The authors note that a loan from the Paycheck Protection Program is forgivable if the recipient company “reopens within eight weeks and rehires its former employees.” They cite a Wall Street Journal report of how a cleaning company is experiencing this requirement in the context of Congress’ provision of $600 in supplemental unemployment benefits: The owner doubts that he can reopen in eight weeks, and estimates that he would have to give some employees raises of up to 40 percent to compete with the new unemployment entitlement.

The report says: Suppose a restaurant can generate only $5,000 a week in revenues during the pandemic, but at a cost of $10,000 in labor, food and utilities. If the owner closed during the crisis, he would save $5,000 a week, and employees could seek more productive employment, or collect unemployment benefits and devote time to supervising children whose schools have closed. However, with a forgivable loan of, say, $64,000, the owner can reap $3,000 per week for eight weeks, with taxpayers funding money-losing operations.

Current policy is an incentive to delay, for private profit, a socially rational reallocation of labor and capital.

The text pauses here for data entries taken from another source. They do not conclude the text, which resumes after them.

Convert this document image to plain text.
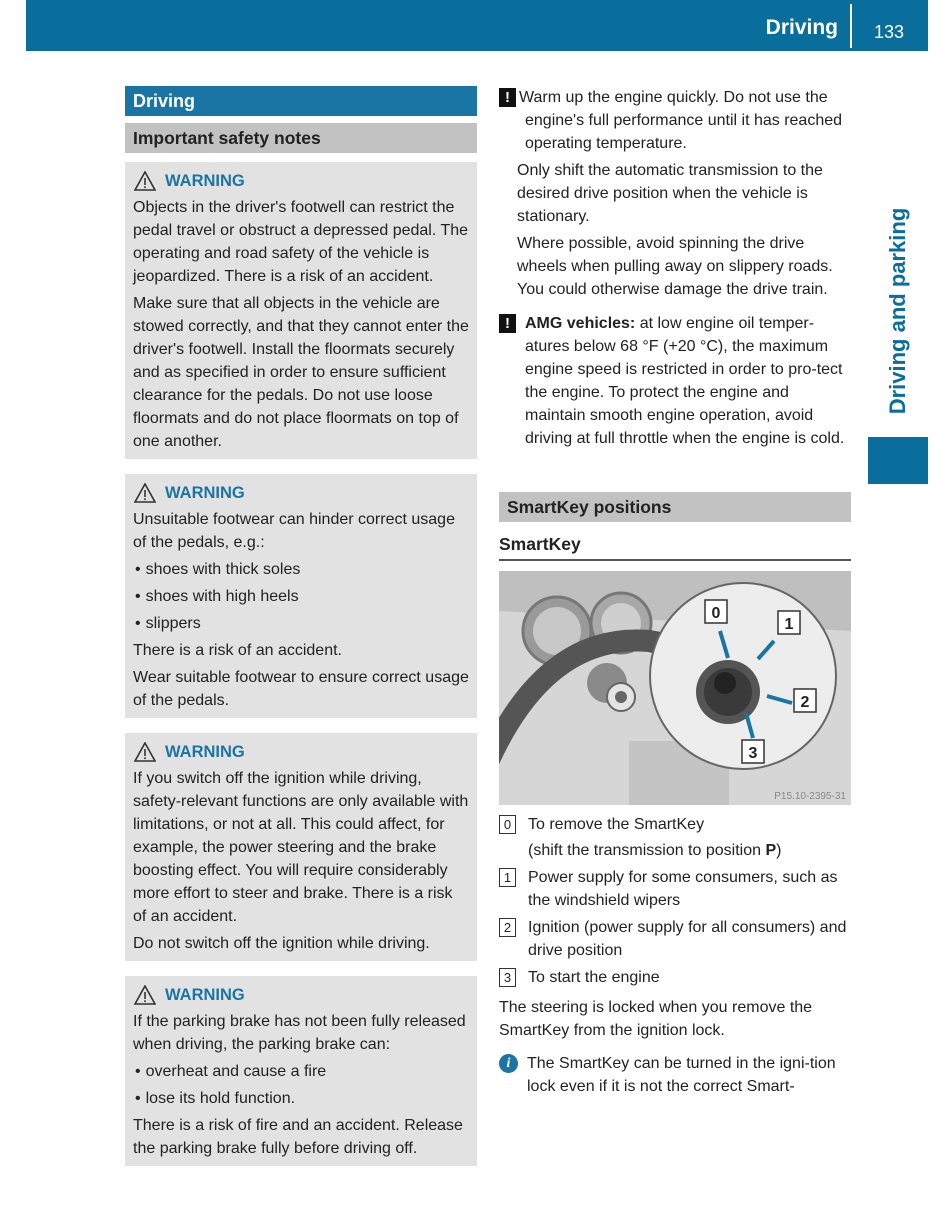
Driving 133
Driving and parking
Driving
Important safety notes
WARNING
Objects in the driver's footwell can restrict the pedal travel or obstruct a depressed pedal. The operating and road safety of the vehicle is jeopardized. There is a risk of an accident.
Make sure that all objects in the vehicle are stowed correctly, and that they cannot enter the driver's footwell. Install the floormats securely and as specified in order to ensure sufficient clearance for the pedals. Do not use loose floormats and do not place floormats on top of one another.
WARNING
Unsuitable footwear can hinder correct usage of the pedals, e.g.:
• shoes with thick soles
• shoes with high heels
• slippers
There is a risk of an accident.
Wear suitable footwear to ensure correct usage of the pedals.
WARNING
If you switch off the ignition while driving, safety-relevant functions are only available with limitations, or not at all. This could affect, for example, the power steering and the brake boosting effect. You will require considerably more effort to steer and brake. There is a risk of an accident.
Do not switch off the ignition while driving.
WARNING
If the parking brake has not been fully released when driving, the parking brake can:
• overheat and cause a fire
• lose its hold function.
There is a risk of fire and an accident. Release the parking brake fully before driving off.
! Warm up the engine quickly. Do not use the engine's full performance until it has reached operating temperature.
Only shift the automatic transmission to the desired drive position when the vehicle is stationary.
Where possible, avoid spinning the drive wheels when pulling away on slippery roads. You could otherwise damage the drive train.
! AMG vehicles: at low engine oil temper-atures below 68 °F (+20 °C), the maximum engine speed is restricted in order to pro-tect the engine. To protect the engine and maintain smooth engine operation, avoid driving at full throttle when the engine is cold.
SmartKey positions
SmartKey
0
1
2
3
P15.10-2395-31
0	To remove the SmartKey
(shift the transmission to position P)
1	Power supply for some consumers, such as the windshield wipers
2	Ignition (power supply for all consumers) and drive position
3	To start the engine
The steering is locked when you remove the SmartKey from the ignition lock.
i	The SmartKey can be turned in the igni-tion lock even if it is not the correct Smart-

This might keep both engaged in businesses that cannot survive beyond the end of government subsidies, which creates powerful pressure for extending the subsidies.

In any society, at any time, the status quo has many constituencies; in democratic societies, the status quo has government on its side. Today, the status quo BC — before COVID — is a still-fresh memory tantalizing the nation because an ocean of pain has inundated millions who made no mistakes. Government’s challenge is to not make matters worse by trying to restore conditions that numerous new behaviors will preclude.